Wpis z mikrobloga

Podebrane z wpisu #janinadaily na fb:

Pod wczorajszym postem o tych, dla których "najbardziej depresyjny dzień w roku" nie jest tylko kartką z kalendarza i nie skończy sie równo o północy pojawiły sie... no właśnie, takie typowe zlote rady dla wszystkich chorych, którzy Jezu, użalają się nad sobą (a mogliby przestać), a przecież wystarczy wziąć się w garść i zjeść orzecha, bo orzechy leczą z wszystkich psychoz. W związku z tym przypominam jeszcze jeden tekst, o tym jak (nie) wspierać osób chorujących.
To było tak, że Karol szedł ulicą, szedł i nagle potknął się o coś leżącego na chodniku, do końca nie wiadomo o co, ale najpewniej o zdrowy rozsądek, który już dawno w naszym społeczeństwie sięgnął bruku. No i co Wam powiem, Karol się wywalił. Runął jak płaszczka na kostkę brukową, jęknął dwa razy, leży. Oglądał wystarczająco wiele razy „Szpital” na Tewałenie, by wiedzieć, że ma krwotok wewnętrzny i trochę też wiedział to dlatego, że ojezuchryste, jak bardzo go bolało. Na szczęście Karol miał... nie, nie lekarza. Przyjaciół Karol miał. I wiecie, Karol tak leży i przychodzi jego sąsiad Mirosław, i mówi: „cześć, Karol, co słychać?”, a Karol mówi: „a wiesz, Mirek, dość słabo, krwotok wewnętrzny mam, wstać nie mogę”, a Mirek na to mówi, że „wiesz, Karol, ja miałem kiedyś taką koleżankę...”. Bo wiecie, wszystkie rzetelne dyskusje merytoryczne tak się właśnie zaczynają w naszym kraju – od tego, że ktoś miał kiedyś taką koleżankę.

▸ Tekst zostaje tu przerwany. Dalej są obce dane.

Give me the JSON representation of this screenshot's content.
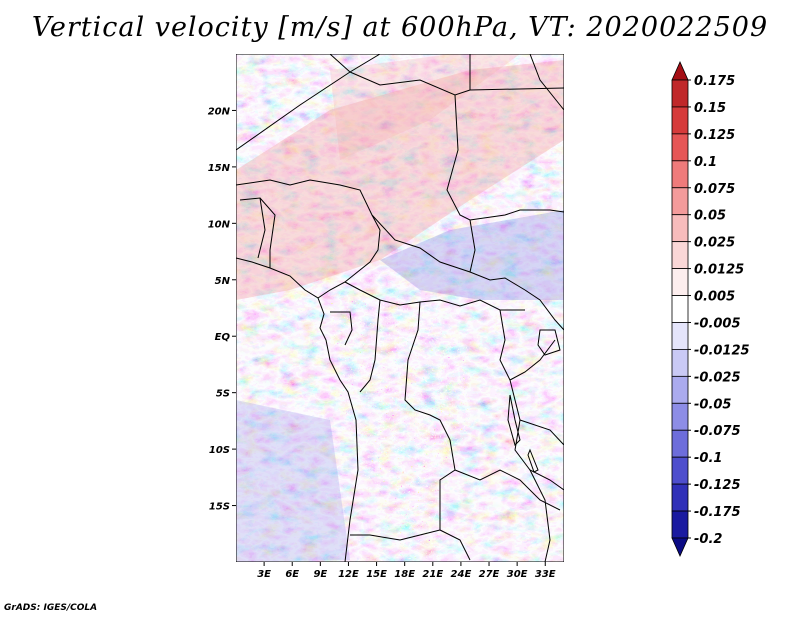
{
  "title": "Vertical velocity [m/s] at 600hPa, VT: 2020022509",
  "credit": "GrADS: IGES/COLA",
  "map": {
    "lon_range": [
      0,
      35
    ],
    "lat_range": [
      -20,
      25
    ],
    "lat_ticks": [
      {
        "lat": 20,
        "label": "20N"
      },
      {
        "lat": 15,
        "label": "15N"
      },
      {
        "lat": 10,
        "label": "10N"
      },
      {
        "lat": 5,
        "label": "5N"
      },
      {
        "lat": 0,
        "label": "EQ"
      },
      {
        "lat": -5,
        "label": "5S"
      },
      {
        "lat": -10,
        "label": "10S"
      },
      {
        "lat": -15,
        "label": "15S"
      }
    ],
    "lon_ticks": [
      {
        "lon": 3,
        "label": "3E"
      },
      {
        "lon": 6,
        "label": "6E"
      },
      {
        "lon": 9,
        "label": "9E"
      },
      {
        "lon": 12,
        "label": "12E"
      },
      {
        "lon": 15,
        "label": "15E"
      },
      {
        "lon": 18,
        "label": "18E"
      },
      {
        "lon": 21,
        "label": "21E"
      },
      {
        "lon": 24,
        "label": "24E"
      },
      {
        "lon": 27,
        "label": "27E"
      },
      {
        "lon": 30,
        "label": "30E"
      },
      {
        "lon": 33,
        "label": "33E"
      }
    ]
  },
  "colorbar": {
    "units": "m/s",
    "levels": [
      "0.175",
      "0.15",
      "0.125",
      "0.1",
      "0.075",
      "0.05",
      "0.025",
      "0.0125",
      "0.005",
      "-0.005",
      "-0.0125",
      "-0.025",
      "-0.05",
      "-0.075",
      "-0.1",
      "-0.125",
      "-0.175",
      "-0.2"
    ],
    "colors": [
      "#a50f15",
      "#c0282a",
      "#d63b3b",
      "#e65656",
      "#ef7b7b",
      "#f39b9b",
      "#f7bcbc",
      "#fad7d7",
      "#fdeeee",
      "#ffffff",
      "#e5e5fb",
      "#cacaf5",
      "#ababee",
      "#8d8de6",
      "#6d6ddb",
      "#4e4ecd",
      "#3030b8",
      "#1a1aa0",
      "#0b0b85"
    ]
  }
}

No i Mirek miał kiedyś taką koleżankę i ona miała koleżankę, i ta koleżanka czytała w gazecie, że na krwotok wewnętrzny to najlepsze jest jedzenie orzechów, bo one mają dużo takiego czegoś, aminokwasu czy tam innej witaminy, co to nikt z nas nie wie, co to jest, bo ma bardzo długą nazwę, więc na pewno działa. I wiecie co? I Karol zjadł orzecha. I umarł.
Głupi ten Mirek, nie? Człowiek ma krwotok wewnętrzny, a ten mu sugeruje zjedzenie orzecha. Niemniej to jest historia prawdziwa i takich historii codziennie wydarza się mnóstwo. To jest historia o ludziach ciężko chorych, którzy otrzymują dobre rady, by jeść orzechy, wziąć się w garść, nadać sobie indiańskie imię (to Beata Pawlikowska) albo „mówić do siebie fajnymi głosami” (to Mateusz Grzesiak).
O człowieku z epizodami maniakalnymi, któremu poradzono kupić sobie psa i chodzić z nim na spacery, to wyzdrowieje.
I tym, któremu po dwóch latach bezsenności wyjaśniono, że musi po prostu jeść więcej orzechów, bo koleżanka to ma koleżankę, co po orzechach lepiej śpi.
No i oczywiście – klasyk gatunku – tych wszystkich, którzy leżą w łóżku z depresją, zamiast po prostu wziąć się w garść i przestać się nad sobą użalać.
Przecież w gruncie rzeczy, jak się nad tym pomyśli, to zaburzenia psychiczne to taki trochę krwotok wewnętrzny dla emocji i rozumienia. Niewidoczny dla innych, bardzo bolesny, czasem śmiertelny. Nie zawsze musimy wiedzieć, co powiedzieć, ale warto zawsze pamiętać, czego nie.